Before we left Seremban he had a big night or two. He proved the sole bloke drinking in a bar theory true, and spent a very long and boozy night with Praba and various other new friends. Praba has invited us to spend Deepavali with him and his family - it's the Hindu festival of light and the most important day of the year for them, and we're really touched that he wants us to be there. It'll be well worth doubling back on ourselves for.

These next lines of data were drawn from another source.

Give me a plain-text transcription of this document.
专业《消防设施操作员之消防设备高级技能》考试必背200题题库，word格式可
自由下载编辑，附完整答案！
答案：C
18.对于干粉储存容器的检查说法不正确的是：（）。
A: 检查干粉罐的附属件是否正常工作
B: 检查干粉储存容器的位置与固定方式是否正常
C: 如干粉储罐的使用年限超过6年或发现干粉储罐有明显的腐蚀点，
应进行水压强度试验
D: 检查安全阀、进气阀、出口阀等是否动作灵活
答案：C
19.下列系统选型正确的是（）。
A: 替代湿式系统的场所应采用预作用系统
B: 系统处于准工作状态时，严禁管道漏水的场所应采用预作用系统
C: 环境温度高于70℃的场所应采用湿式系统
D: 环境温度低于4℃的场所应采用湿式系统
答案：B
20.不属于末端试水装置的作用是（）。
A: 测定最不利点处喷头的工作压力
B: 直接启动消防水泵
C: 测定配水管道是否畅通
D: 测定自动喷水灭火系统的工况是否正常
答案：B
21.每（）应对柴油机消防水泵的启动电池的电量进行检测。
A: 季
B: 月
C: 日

We've settled in to a kind of routine, walking mornings, stopping for a late breakfast and not doing a great deal in the afternoons. It's so easy being here - we're not constantly on guard for scams or fighting off people who want to sell us things. Although not as friendly as in Seremban, the locals are great. Everyone here is in a hurry to get somewhere - one of those things if you live in a big city I suppose. After one venture into a bar frequented by expats, Peter crossed the highway and found himself a bar full of locals and enjoyed himself far more, picking up more new friends and invitations to parties and the like. We even got invited to a wedding by our new best mate Anthony.

Anthony is 72 - "73 very soon" and "wife number 5" as he (and everyone else) called her is less than half his age going by looks. Her son is getting married next month, but we can't make it. Shame really, because Anthony is incredibly interesting. He's lived and worked all over the world and has the most impressive vocabulary. How many people do you know who use words like cumbersome in everyday conversation? How many people for whom English is not even the second language but the fourth? His first language is Mandarin, second language is Hokkien, third language Malaysian (he left China when he was in his early twenties) and fourth language English. The only thing is, he had to say almost everything 4 or 5 times. He has the worst pronunciation ever, and only having 2 teeth seems to compound this. Added to that, he barks words rather than speaks them.

He couldn't get our names right no matter how many times we told him, in one of those classic it-could-only-happen-to-us moments. OK, so people have problems pronouncing my name, and I was content for him to call me Trash. But Peter - EVERYBODY can pronounce Peter. Except Anthony. He settled on Peesa. And every sentence started with "Peesa Trash, I will tell you this... ". Suppose you had to be there, but a few people around the table had wry smiles on their faces.

After talking to a lot of locals about our very loose plans, we've decided not to go to the east coast because of the monsoon. We're going to stick to the west coast and gradually wind our way up to Thailand in time for Christmas.

We're off to Klang in the outer suburbs of KL for a few days now, not sure why but why not?